Não existe um prazer sexual “natural” que pode ser liberado. Aquilo que provê sensações sexuais a homens ou mulheres é construído socialmente a partir da relação de poder entre homens e mulheres, e isso pode ser mudado. No sexo, a própria diferença entre homens e mulheres, supostamente tão “natural”, é de fato criada. No “sexo”, as próprias categorias “homens”, pessoas com poder político, e “mulheres”, pessoas da classe subordinada, tornam-se carne.

O sexo é tampouco uma mera questão privada. Na concepção masculina liberal, o sexo foi relegado à esfera privada e visto como um domínio de liberdade pessoal no qual as pessoas podem expressar seus desejos e fantasias individuais. Mas a cama está longe de ser privada; ela é uma arena na qual a relação de poder entre homens e mulheres é atuada de forma mais reveladora. A liberdade ali é usualmente a dos homens de realizarem-se através de e nos corpos das mulheres.
Sentimentos sexuais são aprendidos e podem ser desaprendidos. A construção da sexualidade em volta da dominação e submissão é suposta como “natural” e inevitável porque homens aprendem a operar o símbolo de seu status de classe dominante, o pênis, em relação à vagina de forma que assegure o status subordinado da mulher. Nossos sentimentos e práticas do sexo não podem ser imunes a essa realidade política. E eu sugiro que é a afirmação dessa relação de poder, a asserção de uma distinção entre “os sexos” por meio de comportamentos de dominação/submissão que proporcionam ao sexo sua saliência e a intensa excitação geralmente associada a ele na supremacia masculina.
Desde o começo dos anos 70, teóricas feministas e pesquisadoras têm revelado a extensão da violência sexual e de como a vivência e o medo dela castram as vidas e oportunidades das mulheres. O abuso sexual infantil diminui a habilidade de mulheres de desenvolver relações fortes e afetuosas com seus corpos e com outras pessoas, e criar confiança para enfrentar o mundo. O estupro na idade adulta, incluindo estupro no casamento e namoro, produz efeitos semelhantes. Assédio sexual, voyeurismo, exposições e perseguições diminuem as oportunidades igualitárias das mulheres na educação, no trabalho, em suas casas, nas ruas. Mulheres que foram usadas na indústria do sexo desenvolvem técnicas de dissociação para sobreviver, uma experiência compartilhada por vítimas de incesto, e lidam com danos à sua sexualidade e relacionamentos. A consciência da ameaça suprema obscurecendo as vidas das mulheres, a possibilidade do assassinato sexual, nos é exposta regularmente através de manchetes de jornais sobre as mortes de mulheres.

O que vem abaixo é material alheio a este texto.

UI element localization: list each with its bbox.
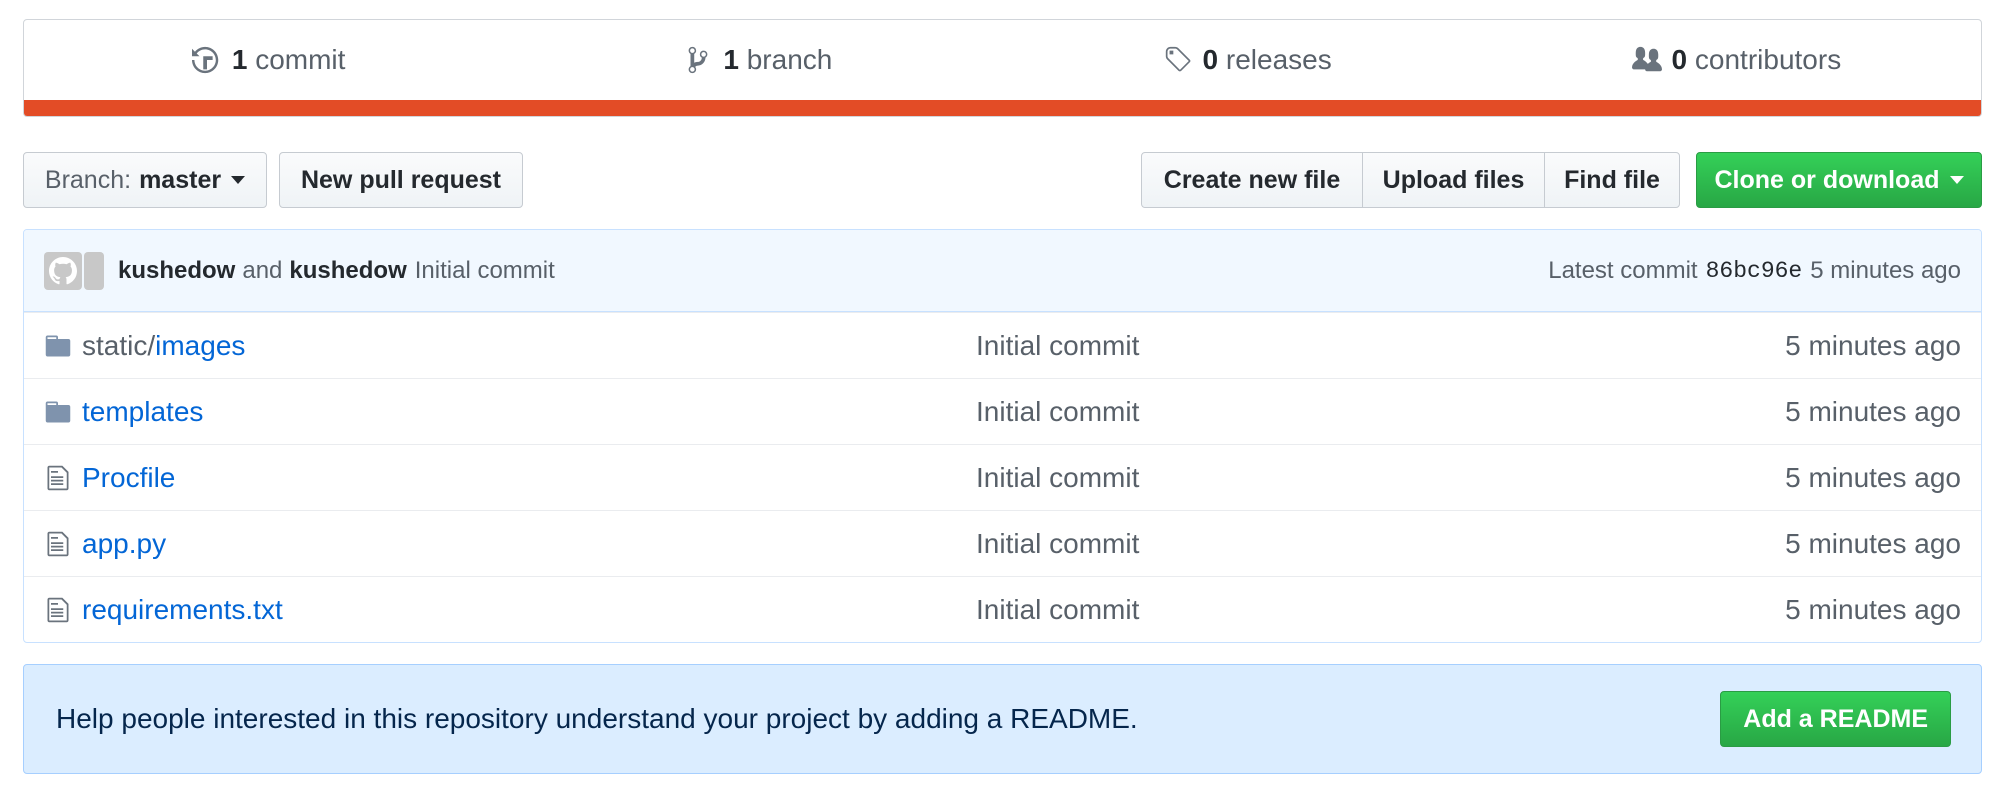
readme-prompt-text: Help people interested in this repositor… [56, 703, 1138, 734]
file-name[interactable]: Procfile [82, 462, 976, 494]
github-octocat-icon [49, 256, 77, 284]
file-row: Procfile Initial commit 5 minutes ago [24, 444, 1981, 510]
add-readme-button[interactable]: Add a README [1720, 691, 1951, 747]
file-commit-message[interactable]: Initial commit [976, 594, 1576, 626]
file-list: kushedow and kushedow Initial commit Lat… [23, 229, 1982, 643]
folder-icon [44, 397, 74, 427]
folder-icon [44, 331, 74, 361]
file-text-icon [44, 463, 74, 493]
file-link[interactable]: Procfile [82, 462, 175, 493]
releases-link[interactable]: 0 releases [1003, 44, 1492, 76]
file-row: requirements.txt Initial commit 5 minute… [24, 576, 1981, 642]
file-age: 5 minutes ago [1785, 329, 1961, 361]
file-row: static/images Initial commit 5 minutes a… [24, 312, 1981, 378]
contributors-link[interactable]: 0 contributors [1492, 44, 1981, 76]
file-link[interactable]: requirements.txt [82, 594, 283, 625]
file-row: templates Initial commit 5 minutes ago [24, 378, 1981, 444]
repo-summary: 1 commit 1 branch 0 releases 0 contribut… [23, 19, 1982, 117]
branch-name: master [139, 165, 222, 194]
commits-label: commit [255, 44, 346, 75]
file-link[interactable]: images [155, 330, 245, 361]
commit-author[interactable]: kushedow [118, 257, 235, 285]
avatar[interactable] [84, 251, 104, 290]
file-navigation: Branch: master New pull request Create n… [23, 152, 1982, 208]
clone-or-download-label: Clone or download [1714, 165, 1940, 194]
commit-committer[interactable]: kushedow [289, 257, 406, 285]
branches-label: branch [746, 44, 833, 75]
commits-link[interactable]: 1 commit [24, 44, 513, 76]
releases-count: 0 [1202, 44, 1219, 75]
file-age: 5 minutes ago [1785, 395, 1961, 427]
commit-age: 5 minutes ago [1810, 256, 1961, 284]
commit-conjunction: and [242, 256, 283, 284]
file-row: app.py Initial commit 5 minutes ago [24, 510, 1981, 576]
find-file-button[interactable]: Find file [1544, 152, 1680, 208]
file-name[interactable]: app.py [82, 528, 976, 560]
create-new-file-button[interactable]: Create new file [1141, 152, 1363, 208]
file-link[interactable]: templates [82, 396, 203, 427]
branch-icon [689, 46, 708, 74]
tag-icon [1165, 46, 1190, 72]
file-name[interactable]: static/images [82, 330, 976, 362]
branches-link[interactable]: 1 branch [513, 44, 1002, 76]
file-age: 5 minutes ago [1785, 593, 1961, 625]
clone-or-download-button[interactable]: Clone or download [1696, 152, 1982, 208]
file-text-icon [44, 529, 74, 559]
people-icon [1631, 46, 1662, 72]
readme-prompt: Help people interested in this repositor… [23, 664, 1982, 774]
commit-sha[interactable]: 86bc96e [1706, 258, 1803, 284]
contributors-count: 0 [1671, 44, 1688, 75]
file-name[interactable]: templates [82, 396, 976, 428]
file-age: 5 minutes ago [1785, 461, 1961, 493]
releases-label: releases [1225, 44, 1332, 75]
latest-commit-info: Latest commit 86bc96e 5 minutes ago [1548, 257, 1961, 285]
commits-count: 1 [231, 44, 248, 75]
file-commit-message[interactable]: Initial commit [976, 330, 1576, 362]
history-icon [191, 46, 219, 74]
caret-down-icon [231, 176, 246, 184]
branch-select-button[interactable]: Branch: master [23, 152, 267, 208]
file-commit-message[interactable]: Initial commit [976, 528, 1576, 560]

Os efeitos cumulativos de tais violências geram o medo que faz com que as mulheres limitem aonde elas vão e o que fazem, ter o cuidado de olhar para o banco de trás do carro, trancar portas, usar roupas “seguras”, fechar cortinas. Como mostram estudos feministas como o de Elizabeth Stanko em Everyday Violence (1990), mulheres têm consciência da ameaça de violência masculina e modificam suas vidas por conta desse medo, mesmo que elas não tenham vivenciado um assédio mais grave. Em contraste com essa realidade cotidiana das vidas das mulheres, a noção de que um orgasmo “em qualquer circunstância” poderia aniquilar esse medo e vulnerabilidade reafirmada é talvez a falácia mais cruel do pseudofeminismo.
A violência sexual masculina não é trabalho de indivíduos psicóticos, mas o produto da construção normativizada da sexualidade masculina em sociedades como a dos Estados Unidos e Austrália atualmente – como a prática que define o status superior dos homens e subordina as mulheres. Se nós realmente queremos acabar com essa violência, não devemos aceitar essa construção como o modelo do que “sexo” realmente é.
O prazer sexual para mulheres é uma construção política também. A sexualidade feminina bem como a masculina foi forjada no modelo de dominação/submissão, como um artifício para satisfazer e servir à sexualidade construída nos homens e para eles.Enquanto que garotos e homens foram encorajados a direcionar todos os seus sentimentos à objetificação do outro e são recompensados com o “prazer” pela dominação, mulheres aprenderam seus sentimentos sexuais em uma situação de subordinação. Garotas são treinadas através de abuso sexual, assédio sexual, e desde muito cedo com encontros sexuais com garotos e homens assumindo um papel sexual reativo e submisso. Nós aprendemos nossos sentimentos sexuais da mesma forma que aprendemos outras emoções, em famílias de dominação masculina e em situações nas quais nós não possuímos poder, cercadas de imagens de mulheres como objetos na publicidade e em filmes.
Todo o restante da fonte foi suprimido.